Penundaan dalam aksi global bersama akan kehilangan kesempatan untuk mengamankan masa depan Bumi yang layak huni. Manusia tidak bakal bisa selamat sendiri tanpa lingkungan yang bisa mendukung kesehatan populasi.
Oleh
AHMAD ARIF
·4 menit baca
Perubahan iklim telah membuat Bumi mendekati ambang batas untuk mendukung kehidupan manusia. Bahkan, beberapa bagian planet ini kini tidak lagi dapat ditinggali. Suhu sudah menjadi terlalu panas, bencana menjadi terlalu parah, permukaan laut terus meninggi, dan biaya untuk tetap tinggal menjadi terlalu mahal sehingga bakal memicu migrasi besar-besaran.
Data ini menjadi bagian penting penilaian komprehensif terbaru dari kelompok peneliti perubahan iklim Perserikatan Bangsa-Bangsa, Panel Antar-pemerintah tentang Perubahan Iklim (IPCC). Laporan setebal 3.600 halaman yang diterbitkan pada Senin (28/2/2022) itu berfokus pada dampak perubahan iklim, adaptasi, serta kerentanannya menyusul laporan sebelumnya yang dirilis pada Agustus 2021 tentang ilmu dasar di balik pemanasan global.
Laporan baru ini mendefinisikan dua kategori ambang batas adaptasi. Ambang batas ”lunak” adalah skenario yang masih ada opsi untuk mengatasi dampak perubahan iklim, tetapi terkendala keterbatasan biaya atau teknologi. Ambang batas "keras" adalah situasi ketika perubahan fisik begitu drastis dan permanen sehingga tidak ada cara mengurangi risikonya.
Ekosistem yang sehat lebih tahan terhadap perubahan iklim dan menyediakan layanan penting bagi kehidupan, seperti makanan dan air bersih.
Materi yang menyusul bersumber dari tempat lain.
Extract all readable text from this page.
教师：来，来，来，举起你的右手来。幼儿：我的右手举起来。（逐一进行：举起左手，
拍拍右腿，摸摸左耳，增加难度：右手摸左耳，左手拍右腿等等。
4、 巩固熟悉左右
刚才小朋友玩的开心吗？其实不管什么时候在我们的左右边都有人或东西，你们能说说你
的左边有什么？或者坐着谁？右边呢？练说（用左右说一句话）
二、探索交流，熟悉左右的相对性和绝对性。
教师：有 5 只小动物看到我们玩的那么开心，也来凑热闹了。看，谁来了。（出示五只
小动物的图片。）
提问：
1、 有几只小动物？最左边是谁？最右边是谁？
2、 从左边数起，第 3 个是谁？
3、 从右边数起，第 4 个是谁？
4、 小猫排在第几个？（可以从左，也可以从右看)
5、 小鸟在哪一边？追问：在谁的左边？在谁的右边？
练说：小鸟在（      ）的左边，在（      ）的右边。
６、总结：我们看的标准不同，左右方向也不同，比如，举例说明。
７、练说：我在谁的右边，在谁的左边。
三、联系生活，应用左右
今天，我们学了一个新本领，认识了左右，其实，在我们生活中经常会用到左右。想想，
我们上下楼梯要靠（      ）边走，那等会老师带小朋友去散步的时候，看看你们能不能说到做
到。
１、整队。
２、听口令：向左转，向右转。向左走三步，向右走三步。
Beberapa bagian dunia saat ini sudah melewati ambang batas keras itu. Ekosistem yang sudah melampaui batas adaptasi yang tak bisa dipulihkan itu termasuk beberapa terumbu karang di wilayah tropis, beberapa lahan gambut pesisir, beberapa hutan hujan, serta beberapa ekosistem kutub dan pegunungan.
Dan manusia yang bergantung pada ekosistem ini telah terpengaruh. Terumbu karang, misalnya, merupakan ekosistem yang berharga untuk pariwisata dan perikanan pesisir yang menyumbang sekitar 375 miliar dollar AS untuk ekonomi global setiap tahun. Namun, peningkatan suhu air dan karbon dioksida terlarut dalam air membuat laut lebih asam, menyebabkan beberapa spesies terumbu karang melewati ambang kemampuan bertahan hidup.
Tak hanya dialami flora dan fauna, kemampuan adaptasi manusia terhadap lingkungan yang berubah juga bukan tanpa batas. Kenaikan permukaan laut, misalnya, telah memaksa penduduk pulau-pulau kecil untuk mengungsi secara permanen. Setidaknya lima pulau di Samudra Pasifik telah hilang karena kenaikan air laut. Meningkatnya suhu juga mengubah pola curah hujan dan mencairkan salju, membatasi air tawar untuk minum, dan menghancurkan pertanian.
Para ilmuwan iklim menyebutkan, suhu pemanasan saat ini mengarah pada lebih banyak ”ekstrem majemuk”. Ini terjadi ketika beberapa bahaya iklim, seperti suhu dan curah hujan ekstrem, bisa terjadi bersamaan di tempat yang sama, atau terjadi secara berurutan.
Suhu tinggi yang berkelanjutan, misalnya, dapat menurunkan kelembaban tanah yang akan menekan pertumbuhan tanaman dan pada gilirannya mengurangi curah hujan lokal serta memicu kekeringan. Dengan tren pemanasan saat ini, sekitar 30 persen dari semua area penanaman jagung di Afrika akan berhenti berproduksi dan kacang-kacangan merosot sekitar 50 persen.
Sekitar 3,5 miliar orang di seluruh dunia sudah tidak punya pilihan selain beradaptasi dengan pemanasan yang sedang berlangsung karena mereka tinggal di titik panas yang rentan. Wilayah tropis dan kepulauan, seperti Indonesia, termasuk yang berada di titik rentan itu.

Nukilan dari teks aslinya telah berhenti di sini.